If you’re higher functioning, then obviously it can be a pain in the arse for people who are close to you, because you go on and on about stuff. During lockdown, especially, because there’s a lack of certainty. But I’ve learned to live with it, and my girlfriend understands me. She doesn’t have to ever say anything because I know she understands. My mum does as well, but it was quite a struggle when I was younger. And when I left the Royal College it was a struggle because I didn’t know whether I was an illustrator or a fine artist. I was much more of a fine artist, but tended to do work that was quite illustrative. But things have really changed since then. I think they’ve got a lot better, in the sense that you’ve got social media now.
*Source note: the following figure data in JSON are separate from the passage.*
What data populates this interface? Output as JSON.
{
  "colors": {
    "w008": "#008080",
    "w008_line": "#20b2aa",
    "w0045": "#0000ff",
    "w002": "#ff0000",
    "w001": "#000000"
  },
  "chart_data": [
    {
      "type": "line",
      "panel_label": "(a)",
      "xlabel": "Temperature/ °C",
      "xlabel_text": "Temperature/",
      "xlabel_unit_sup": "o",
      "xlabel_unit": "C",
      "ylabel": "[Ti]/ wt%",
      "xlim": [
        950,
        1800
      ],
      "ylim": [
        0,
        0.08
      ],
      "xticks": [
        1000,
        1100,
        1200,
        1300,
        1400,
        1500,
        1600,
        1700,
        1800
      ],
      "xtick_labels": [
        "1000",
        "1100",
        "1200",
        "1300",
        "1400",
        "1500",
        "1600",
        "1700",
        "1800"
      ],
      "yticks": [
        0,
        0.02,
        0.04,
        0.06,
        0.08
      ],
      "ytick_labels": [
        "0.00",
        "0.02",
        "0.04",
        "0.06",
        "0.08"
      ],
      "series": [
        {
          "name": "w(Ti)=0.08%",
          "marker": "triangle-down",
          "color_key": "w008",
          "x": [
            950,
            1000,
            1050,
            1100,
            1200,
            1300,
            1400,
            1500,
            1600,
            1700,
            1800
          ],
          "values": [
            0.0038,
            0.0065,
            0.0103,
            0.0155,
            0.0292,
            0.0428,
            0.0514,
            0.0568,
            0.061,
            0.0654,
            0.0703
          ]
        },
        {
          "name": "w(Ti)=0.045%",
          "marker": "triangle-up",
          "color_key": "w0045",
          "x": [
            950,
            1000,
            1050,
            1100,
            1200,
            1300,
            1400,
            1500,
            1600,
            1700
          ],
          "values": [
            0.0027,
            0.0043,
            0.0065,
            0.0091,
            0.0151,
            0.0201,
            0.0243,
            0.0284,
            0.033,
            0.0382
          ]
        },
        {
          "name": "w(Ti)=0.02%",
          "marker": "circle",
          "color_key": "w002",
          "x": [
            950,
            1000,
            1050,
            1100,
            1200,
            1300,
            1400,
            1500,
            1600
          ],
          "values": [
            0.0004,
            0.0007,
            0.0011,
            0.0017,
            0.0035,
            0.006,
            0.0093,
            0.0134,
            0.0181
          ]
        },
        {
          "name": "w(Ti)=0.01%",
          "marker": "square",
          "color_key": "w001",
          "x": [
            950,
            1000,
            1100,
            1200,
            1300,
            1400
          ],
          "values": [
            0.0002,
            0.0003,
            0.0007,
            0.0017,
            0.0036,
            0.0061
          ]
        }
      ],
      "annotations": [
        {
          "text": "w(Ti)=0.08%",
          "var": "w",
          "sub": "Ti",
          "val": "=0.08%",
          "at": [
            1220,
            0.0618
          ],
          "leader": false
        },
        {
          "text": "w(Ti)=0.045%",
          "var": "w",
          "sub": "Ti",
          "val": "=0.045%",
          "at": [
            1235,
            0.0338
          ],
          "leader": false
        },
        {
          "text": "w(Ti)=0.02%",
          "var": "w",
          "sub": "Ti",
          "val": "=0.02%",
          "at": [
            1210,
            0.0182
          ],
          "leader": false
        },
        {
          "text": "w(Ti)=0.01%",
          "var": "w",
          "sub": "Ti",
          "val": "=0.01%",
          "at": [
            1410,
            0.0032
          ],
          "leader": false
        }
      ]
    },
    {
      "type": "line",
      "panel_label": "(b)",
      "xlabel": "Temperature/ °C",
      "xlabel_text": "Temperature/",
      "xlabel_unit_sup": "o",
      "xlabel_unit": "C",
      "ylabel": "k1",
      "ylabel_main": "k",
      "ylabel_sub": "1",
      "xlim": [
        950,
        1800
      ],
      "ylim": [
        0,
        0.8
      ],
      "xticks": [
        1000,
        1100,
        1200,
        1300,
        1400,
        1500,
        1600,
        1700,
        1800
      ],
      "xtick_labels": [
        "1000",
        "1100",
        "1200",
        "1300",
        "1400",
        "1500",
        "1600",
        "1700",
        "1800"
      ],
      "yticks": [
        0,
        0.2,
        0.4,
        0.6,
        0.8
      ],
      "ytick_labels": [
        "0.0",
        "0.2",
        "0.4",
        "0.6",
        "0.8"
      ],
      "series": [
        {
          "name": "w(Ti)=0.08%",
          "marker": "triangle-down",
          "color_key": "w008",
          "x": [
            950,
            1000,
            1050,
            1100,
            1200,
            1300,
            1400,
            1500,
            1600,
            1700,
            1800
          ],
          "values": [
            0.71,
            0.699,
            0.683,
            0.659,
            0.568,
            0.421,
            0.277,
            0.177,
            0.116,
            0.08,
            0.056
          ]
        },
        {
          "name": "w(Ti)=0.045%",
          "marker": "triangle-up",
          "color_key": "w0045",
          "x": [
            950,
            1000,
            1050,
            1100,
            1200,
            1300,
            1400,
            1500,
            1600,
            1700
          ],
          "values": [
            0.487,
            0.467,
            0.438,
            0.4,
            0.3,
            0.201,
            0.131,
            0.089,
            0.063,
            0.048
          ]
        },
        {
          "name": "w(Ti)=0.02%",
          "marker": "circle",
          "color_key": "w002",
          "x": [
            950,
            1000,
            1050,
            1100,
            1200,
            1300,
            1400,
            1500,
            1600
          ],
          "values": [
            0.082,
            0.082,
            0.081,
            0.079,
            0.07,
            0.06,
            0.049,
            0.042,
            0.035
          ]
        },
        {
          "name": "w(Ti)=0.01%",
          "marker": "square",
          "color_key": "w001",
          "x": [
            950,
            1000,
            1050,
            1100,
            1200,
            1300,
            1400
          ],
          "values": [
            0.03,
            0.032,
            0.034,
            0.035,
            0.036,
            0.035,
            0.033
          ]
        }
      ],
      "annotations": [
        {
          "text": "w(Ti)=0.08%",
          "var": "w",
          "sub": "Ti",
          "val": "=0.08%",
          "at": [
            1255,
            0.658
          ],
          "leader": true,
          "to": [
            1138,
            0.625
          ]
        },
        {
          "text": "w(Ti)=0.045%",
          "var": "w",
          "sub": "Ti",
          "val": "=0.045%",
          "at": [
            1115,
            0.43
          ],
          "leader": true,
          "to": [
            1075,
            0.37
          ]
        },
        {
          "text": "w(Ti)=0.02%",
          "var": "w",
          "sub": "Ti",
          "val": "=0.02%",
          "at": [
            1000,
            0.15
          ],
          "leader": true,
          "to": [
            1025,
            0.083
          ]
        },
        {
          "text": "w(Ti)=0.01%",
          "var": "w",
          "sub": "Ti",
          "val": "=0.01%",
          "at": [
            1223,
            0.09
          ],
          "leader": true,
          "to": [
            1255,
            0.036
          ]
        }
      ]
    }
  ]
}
I hate it in a lot of ways, but for putting paintings out there, you’ve got an instant gallery, whereas in the olden days you would have to get them photographed, then you had to get a portfolio, then you had to approach a gallery, etc, etc. Now it’s really different. Putting artwork up on social media has been nothing but positive for me. Some of my artwork is a little bit gloomy and a little bit scary, but people are asking to buy prints of the ones with the NHS with the shields. That was quite a complicated picture to do and I somehow managed to pull it off. I’m going to be doing a cherry blossom one with an NHS blimp. That’s what I think I’m going to do today, in fact.